In honor of Coco, the family invents a trip-long game of dachshund sightings. Fleetwood’s resulting chronicle of a multigenerational family trip—86 days, 15 countries, and 60 dachshund spottings—has an invitingly chatty tone that makes one feel like one is traveling with her.

The family goes to Singapore; Istanbul; Moscow; Budapest, Hungary; Nuremberg, Germany; Paris; and Dublin (with numerous stops in between), before finally reaching New York in time for Christmas. There, they discover that “People are all going in different directions and are pushy, loud and rough.” But Fleetwood is otherwise delighted by almost everything else she encounters, be it a dinner cruise on Europe’s Danube River or a Christmas market in Strasbourg, France (Christmas markets are her admitted addiction).

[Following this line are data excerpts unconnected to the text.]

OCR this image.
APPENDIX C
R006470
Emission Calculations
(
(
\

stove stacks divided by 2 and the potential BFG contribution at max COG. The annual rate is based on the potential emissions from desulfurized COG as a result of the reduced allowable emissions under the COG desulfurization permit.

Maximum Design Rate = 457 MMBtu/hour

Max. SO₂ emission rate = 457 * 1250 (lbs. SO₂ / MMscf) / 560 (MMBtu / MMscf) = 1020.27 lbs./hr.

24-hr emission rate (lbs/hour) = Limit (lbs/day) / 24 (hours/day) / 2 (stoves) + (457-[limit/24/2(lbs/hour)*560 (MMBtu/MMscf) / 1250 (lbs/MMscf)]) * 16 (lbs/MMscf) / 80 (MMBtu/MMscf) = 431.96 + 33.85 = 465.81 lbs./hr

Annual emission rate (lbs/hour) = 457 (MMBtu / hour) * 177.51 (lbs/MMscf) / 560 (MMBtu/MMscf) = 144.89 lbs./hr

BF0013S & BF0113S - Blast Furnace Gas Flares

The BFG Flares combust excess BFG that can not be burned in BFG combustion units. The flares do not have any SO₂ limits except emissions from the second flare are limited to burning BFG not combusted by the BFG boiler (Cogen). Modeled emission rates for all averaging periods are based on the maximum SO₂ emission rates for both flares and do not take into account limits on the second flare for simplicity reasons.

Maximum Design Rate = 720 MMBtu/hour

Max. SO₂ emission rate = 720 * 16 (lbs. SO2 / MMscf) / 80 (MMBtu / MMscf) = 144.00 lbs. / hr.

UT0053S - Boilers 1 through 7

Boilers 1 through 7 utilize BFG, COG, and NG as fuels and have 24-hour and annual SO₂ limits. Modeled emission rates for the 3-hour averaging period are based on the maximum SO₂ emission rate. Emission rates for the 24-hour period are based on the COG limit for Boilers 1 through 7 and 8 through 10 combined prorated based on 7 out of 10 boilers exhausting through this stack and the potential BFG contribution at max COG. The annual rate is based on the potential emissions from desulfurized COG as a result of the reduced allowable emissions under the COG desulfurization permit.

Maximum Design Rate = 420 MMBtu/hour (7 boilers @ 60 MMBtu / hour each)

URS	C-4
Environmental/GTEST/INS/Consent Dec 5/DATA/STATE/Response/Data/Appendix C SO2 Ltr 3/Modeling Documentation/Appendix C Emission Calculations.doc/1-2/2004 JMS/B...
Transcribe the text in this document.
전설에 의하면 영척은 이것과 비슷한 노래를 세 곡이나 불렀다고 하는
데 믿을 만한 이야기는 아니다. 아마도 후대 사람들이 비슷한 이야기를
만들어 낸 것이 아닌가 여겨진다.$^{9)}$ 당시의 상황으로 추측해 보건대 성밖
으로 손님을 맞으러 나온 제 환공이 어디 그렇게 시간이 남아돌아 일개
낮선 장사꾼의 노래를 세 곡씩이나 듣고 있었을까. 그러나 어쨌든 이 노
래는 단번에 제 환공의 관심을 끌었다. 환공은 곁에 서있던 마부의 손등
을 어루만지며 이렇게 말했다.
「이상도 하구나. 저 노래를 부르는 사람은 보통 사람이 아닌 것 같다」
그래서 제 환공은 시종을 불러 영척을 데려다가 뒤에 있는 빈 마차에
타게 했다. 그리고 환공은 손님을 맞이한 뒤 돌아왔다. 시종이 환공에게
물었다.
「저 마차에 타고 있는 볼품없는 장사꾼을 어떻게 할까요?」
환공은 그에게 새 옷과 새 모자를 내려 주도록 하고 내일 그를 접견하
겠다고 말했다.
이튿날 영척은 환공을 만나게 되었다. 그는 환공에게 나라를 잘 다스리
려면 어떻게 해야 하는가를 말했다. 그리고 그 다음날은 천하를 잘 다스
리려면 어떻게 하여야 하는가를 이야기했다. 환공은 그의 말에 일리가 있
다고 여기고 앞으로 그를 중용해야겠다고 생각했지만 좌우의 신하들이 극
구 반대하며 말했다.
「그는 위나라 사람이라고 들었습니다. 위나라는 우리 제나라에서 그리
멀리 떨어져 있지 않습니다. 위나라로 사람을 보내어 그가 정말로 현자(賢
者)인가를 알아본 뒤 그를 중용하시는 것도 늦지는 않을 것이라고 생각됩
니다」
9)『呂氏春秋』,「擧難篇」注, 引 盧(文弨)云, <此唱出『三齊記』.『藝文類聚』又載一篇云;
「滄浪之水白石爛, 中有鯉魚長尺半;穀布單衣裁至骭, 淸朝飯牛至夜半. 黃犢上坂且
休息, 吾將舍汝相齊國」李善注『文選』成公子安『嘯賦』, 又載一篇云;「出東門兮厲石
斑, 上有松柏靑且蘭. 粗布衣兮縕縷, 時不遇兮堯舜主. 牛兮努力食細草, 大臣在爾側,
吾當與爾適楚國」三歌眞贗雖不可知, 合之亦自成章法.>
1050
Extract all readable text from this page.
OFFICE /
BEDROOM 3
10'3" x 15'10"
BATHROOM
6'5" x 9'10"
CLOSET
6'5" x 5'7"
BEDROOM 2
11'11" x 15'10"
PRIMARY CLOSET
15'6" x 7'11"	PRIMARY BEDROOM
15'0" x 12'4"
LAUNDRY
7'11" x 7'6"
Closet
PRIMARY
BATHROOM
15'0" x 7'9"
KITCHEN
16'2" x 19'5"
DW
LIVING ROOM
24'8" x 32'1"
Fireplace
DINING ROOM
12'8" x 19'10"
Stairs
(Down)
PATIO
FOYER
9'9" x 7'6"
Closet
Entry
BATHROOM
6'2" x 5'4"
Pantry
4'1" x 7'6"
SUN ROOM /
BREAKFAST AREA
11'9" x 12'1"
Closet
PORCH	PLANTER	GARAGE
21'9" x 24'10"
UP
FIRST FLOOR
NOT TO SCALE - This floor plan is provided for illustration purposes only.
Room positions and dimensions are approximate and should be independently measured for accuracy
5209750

She’s also as adept at noting what it’s like to travel with family as she is at describing cathedrals, castles, battlefields, and Roman ruins. In Turkey, for example, her 12-year-old son “barters for a fez hat that he will probably never wear again”; later, at a Paris café, she notes her recently widowed mother’s loneliness, achingly detectable under her otherwise cheerful demeanor.

Fleetwood can be a sensitive observer and she has an admirable fascination with and respect for history. But occasionally, there are jarring juxtapositions. In Krakow, Poland, for example, the family visits a monument to many thousands of Krakow Jews who died in World War II; barely a paragraph later, Fleetwood’s husband spots a miniature dachshund: “I follow his pointed finger, and sure enough ahead in the distance is a darling brown miniature dachshund. It’s so cute!”

Overall, though, the author ably conveys the fleeting pleasures of managing a trip that embraces both grandparents and grandchildren. By the time they get to Poland, for example, the kids complain they are “churched out,” and anyone who’s ever been part of a family outing will certainly relate.

A likable author makes for a likable, dog-centric travel book.